TRIUMPH DAYTONA IS HOT
The Triumph Daytona is essentially the high-performance version of the T100C Trophy 500 twin. Fitted with a new alloy cylinder head mounting two Amal Monobloc carubretors ‘Bonneville-style’, it also had higher compression and hotter cams. The increased the size of the intake valves, and found that they intake and exhaust valves would occasionally “kiss” each other. So the valve angle was narrowed slightly to mitigate this. The end result was a more power and a willingness to rev.
ABOVE: 1967 Triumph T100R Daytona
HOW THE DAYTONA GOT ITS NAME
In 1966 Buddy Elmore won the Daytona 200 riding a ‘works special’ Tiger T100, with an average speed of 96.6 mph (155 km/h). By the following model year, 1967, they used the Daytona name on their hottest 500, closely related to the bike that rode Elmore to victory. Triumph’s Chief Engineer Doug Hele continued to develop the 500 Tiger T100T to a high level, and in 1967, Gary Nixon rode it to victory in yet another Daytona 200.

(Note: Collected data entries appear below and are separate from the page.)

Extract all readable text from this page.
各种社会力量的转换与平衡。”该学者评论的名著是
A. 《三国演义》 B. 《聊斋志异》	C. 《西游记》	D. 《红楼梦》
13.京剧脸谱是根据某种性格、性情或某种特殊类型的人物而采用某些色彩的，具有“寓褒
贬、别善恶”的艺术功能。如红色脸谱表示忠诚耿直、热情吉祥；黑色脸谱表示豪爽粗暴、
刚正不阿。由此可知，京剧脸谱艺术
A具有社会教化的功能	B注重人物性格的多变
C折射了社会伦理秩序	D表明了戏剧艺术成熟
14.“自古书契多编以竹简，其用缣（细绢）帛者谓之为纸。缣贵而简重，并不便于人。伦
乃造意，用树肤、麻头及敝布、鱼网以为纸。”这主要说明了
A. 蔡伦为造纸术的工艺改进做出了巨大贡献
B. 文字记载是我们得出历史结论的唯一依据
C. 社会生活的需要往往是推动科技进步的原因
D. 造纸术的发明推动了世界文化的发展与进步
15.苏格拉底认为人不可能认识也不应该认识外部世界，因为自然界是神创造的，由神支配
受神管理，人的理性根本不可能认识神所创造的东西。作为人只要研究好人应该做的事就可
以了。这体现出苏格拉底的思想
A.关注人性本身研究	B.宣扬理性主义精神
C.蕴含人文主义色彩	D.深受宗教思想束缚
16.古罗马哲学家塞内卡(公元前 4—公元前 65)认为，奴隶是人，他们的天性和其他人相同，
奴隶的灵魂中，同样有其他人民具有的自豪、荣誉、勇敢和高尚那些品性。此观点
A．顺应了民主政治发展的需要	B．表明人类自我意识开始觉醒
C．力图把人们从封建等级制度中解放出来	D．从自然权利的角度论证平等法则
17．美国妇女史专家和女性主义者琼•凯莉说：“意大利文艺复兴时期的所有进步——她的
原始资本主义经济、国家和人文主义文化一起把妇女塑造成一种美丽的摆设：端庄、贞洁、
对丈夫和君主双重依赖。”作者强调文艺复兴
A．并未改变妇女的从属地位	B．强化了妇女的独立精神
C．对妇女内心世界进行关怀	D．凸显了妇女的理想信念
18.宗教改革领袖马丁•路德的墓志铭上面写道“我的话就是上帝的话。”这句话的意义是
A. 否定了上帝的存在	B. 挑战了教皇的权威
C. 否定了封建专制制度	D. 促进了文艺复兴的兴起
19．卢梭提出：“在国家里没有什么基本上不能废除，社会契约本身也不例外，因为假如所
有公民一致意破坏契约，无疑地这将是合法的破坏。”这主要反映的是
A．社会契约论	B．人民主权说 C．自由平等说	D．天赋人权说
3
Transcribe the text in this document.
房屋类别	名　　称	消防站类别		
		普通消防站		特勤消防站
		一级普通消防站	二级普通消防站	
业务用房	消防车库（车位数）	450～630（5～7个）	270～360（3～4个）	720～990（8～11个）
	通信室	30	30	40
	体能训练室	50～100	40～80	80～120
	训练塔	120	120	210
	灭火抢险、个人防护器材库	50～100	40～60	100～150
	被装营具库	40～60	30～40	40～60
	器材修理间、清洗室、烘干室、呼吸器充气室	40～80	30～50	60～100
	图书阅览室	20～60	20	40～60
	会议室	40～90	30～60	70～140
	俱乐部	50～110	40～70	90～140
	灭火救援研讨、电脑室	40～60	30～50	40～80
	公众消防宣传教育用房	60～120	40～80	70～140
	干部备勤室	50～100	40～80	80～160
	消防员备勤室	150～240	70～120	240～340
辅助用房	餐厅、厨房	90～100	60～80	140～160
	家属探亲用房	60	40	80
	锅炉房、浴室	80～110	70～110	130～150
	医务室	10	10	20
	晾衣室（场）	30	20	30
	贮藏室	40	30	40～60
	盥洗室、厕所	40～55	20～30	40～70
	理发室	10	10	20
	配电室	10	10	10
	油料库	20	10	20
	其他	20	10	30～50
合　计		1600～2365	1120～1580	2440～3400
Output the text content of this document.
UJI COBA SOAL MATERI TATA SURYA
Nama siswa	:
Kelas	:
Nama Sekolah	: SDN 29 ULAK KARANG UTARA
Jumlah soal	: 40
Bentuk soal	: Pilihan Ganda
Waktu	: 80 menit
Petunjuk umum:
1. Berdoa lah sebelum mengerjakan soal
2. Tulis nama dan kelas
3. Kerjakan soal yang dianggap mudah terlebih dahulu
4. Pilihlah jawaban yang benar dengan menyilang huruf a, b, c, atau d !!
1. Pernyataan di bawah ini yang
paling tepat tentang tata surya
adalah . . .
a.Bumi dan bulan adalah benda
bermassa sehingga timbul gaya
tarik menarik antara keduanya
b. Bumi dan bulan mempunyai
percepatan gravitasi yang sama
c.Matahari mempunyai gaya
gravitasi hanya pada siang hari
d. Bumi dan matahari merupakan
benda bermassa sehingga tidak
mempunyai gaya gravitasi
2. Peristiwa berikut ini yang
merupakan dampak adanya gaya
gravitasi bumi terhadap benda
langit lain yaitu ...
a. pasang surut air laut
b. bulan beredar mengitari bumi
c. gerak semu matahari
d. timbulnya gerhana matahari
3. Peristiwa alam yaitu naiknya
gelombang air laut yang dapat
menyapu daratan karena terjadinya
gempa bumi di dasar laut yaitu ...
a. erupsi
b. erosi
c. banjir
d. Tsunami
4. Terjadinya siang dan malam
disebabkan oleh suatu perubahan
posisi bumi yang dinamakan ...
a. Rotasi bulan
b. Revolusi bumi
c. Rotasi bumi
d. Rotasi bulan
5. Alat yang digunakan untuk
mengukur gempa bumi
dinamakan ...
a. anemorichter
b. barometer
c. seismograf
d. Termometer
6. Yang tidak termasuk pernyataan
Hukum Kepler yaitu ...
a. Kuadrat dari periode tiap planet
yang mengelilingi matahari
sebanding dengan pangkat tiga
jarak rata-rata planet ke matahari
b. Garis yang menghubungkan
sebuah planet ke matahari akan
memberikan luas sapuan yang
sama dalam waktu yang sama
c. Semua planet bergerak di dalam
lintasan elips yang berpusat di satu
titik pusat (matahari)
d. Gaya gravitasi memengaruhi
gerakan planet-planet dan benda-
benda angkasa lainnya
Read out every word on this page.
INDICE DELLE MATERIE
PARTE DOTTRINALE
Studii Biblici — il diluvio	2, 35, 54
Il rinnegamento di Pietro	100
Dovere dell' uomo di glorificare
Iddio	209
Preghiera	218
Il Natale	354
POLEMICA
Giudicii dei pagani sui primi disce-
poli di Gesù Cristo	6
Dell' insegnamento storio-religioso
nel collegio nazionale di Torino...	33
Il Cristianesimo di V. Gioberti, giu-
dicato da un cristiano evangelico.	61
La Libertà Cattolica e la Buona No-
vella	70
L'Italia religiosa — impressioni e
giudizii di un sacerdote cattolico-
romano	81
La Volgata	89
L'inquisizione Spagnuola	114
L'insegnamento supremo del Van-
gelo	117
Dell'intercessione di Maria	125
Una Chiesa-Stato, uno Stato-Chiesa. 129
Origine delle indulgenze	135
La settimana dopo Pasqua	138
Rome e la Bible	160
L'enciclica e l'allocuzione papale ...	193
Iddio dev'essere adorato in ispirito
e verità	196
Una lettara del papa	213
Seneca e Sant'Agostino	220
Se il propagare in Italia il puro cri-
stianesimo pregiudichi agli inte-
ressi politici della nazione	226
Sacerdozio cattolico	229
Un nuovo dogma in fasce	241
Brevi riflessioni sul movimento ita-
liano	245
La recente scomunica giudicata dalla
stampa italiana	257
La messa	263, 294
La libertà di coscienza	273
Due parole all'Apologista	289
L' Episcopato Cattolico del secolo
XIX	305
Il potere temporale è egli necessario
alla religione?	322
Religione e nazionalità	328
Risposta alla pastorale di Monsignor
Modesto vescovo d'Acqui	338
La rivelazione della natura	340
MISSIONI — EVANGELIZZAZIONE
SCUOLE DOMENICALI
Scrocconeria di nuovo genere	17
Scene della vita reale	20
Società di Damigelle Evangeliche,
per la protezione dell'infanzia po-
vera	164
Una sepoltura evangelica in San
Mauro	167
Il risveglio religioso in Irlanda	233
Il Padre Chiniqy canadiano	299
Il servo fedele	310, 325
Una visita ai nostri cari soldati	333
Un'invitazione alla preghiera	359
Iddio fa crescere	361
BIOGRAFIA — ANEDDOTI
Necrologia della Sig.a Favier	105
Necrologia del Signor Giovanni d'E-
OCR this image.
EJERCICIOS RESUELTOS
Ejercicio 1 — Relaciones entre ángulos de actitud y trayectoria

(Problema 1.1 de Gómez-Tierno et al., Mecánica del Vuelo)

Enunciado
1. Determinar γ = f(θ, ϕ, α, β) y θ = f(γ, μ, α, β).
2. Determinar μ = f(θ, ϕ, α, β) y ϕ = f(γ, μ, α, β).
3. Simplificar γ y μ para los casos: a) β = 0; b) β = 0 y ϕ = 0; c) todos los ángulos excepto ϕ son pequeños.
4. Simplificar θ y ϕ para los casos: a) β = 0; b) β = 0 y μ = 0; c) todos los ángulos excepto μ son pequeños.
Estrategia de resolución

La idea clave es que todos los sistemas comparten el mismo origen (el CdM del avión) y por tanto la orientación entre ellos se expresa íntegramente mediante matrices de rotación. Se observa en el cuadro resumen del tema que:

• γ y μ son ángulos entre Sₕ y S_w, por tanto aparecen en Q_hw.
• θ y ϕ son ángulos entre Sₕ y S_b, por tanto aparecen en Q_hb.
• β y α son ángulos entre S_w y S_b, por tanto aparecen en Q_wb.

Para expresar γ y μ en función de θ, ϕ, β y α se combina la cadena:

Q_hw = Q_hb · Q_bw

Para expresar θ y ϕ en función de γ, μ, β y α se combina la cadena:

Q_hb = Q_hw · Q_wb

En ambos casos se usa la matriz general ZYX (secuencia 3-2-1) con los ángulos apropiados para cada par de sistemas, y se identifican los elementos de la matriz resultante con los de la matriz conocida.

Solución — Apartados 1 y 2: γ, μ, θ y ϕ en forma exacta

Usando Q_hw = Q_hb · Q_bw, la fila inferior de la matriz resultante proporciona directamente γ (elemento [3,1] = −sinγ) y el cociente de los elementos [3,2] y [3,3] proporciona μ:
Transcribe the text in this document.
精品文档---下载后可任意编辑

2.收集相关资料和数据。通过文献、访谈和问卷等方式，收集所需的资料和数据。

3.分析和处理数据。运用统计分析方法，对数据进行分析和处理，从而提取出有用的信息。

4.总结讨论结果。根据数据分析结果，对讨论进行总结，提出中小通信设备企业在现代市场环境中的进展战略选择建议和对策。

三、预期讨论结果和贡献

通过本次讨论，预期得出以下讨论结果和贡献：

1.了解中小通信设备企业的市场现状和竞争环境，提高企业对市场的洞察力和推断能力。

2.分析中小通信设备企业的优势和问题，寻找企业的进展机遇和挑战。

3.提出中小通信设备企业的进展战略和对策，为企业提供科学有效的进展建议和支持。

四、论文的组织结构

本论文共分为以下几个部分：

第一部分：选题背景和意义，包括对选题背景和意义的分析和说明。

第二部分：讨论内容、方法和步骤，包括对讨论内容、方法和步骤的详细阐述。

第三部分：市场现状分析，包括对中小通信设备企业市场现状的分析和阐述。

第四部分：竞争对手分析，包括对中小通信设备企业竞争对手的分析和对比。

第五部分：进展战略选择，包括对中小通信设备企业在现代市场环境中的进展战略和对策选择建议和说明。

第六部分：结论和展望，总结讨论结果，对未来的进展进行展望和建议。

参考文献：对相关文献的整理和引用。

ABOVE: The unit-construction 500 twin was a compact package. The Daytona had twin carbs, Amal Concentrics on this 1968 Daytona.
DAYTONA GETS EVEN FASTER
As development work continued, the timing side main was replaced with a ball bearing, and the primary side main bearing was upgraded in 1969. Later models received the E3134 racing cams on both intake and exhaust, better cam followers, valve guides and connecting rods. In 1969, Triumph factory test rider Percy Tait led world champion Giacomo Agostini for three laps in the Belgian Grand Prix, finishing second at an average speed of 116 mph (187 km/h).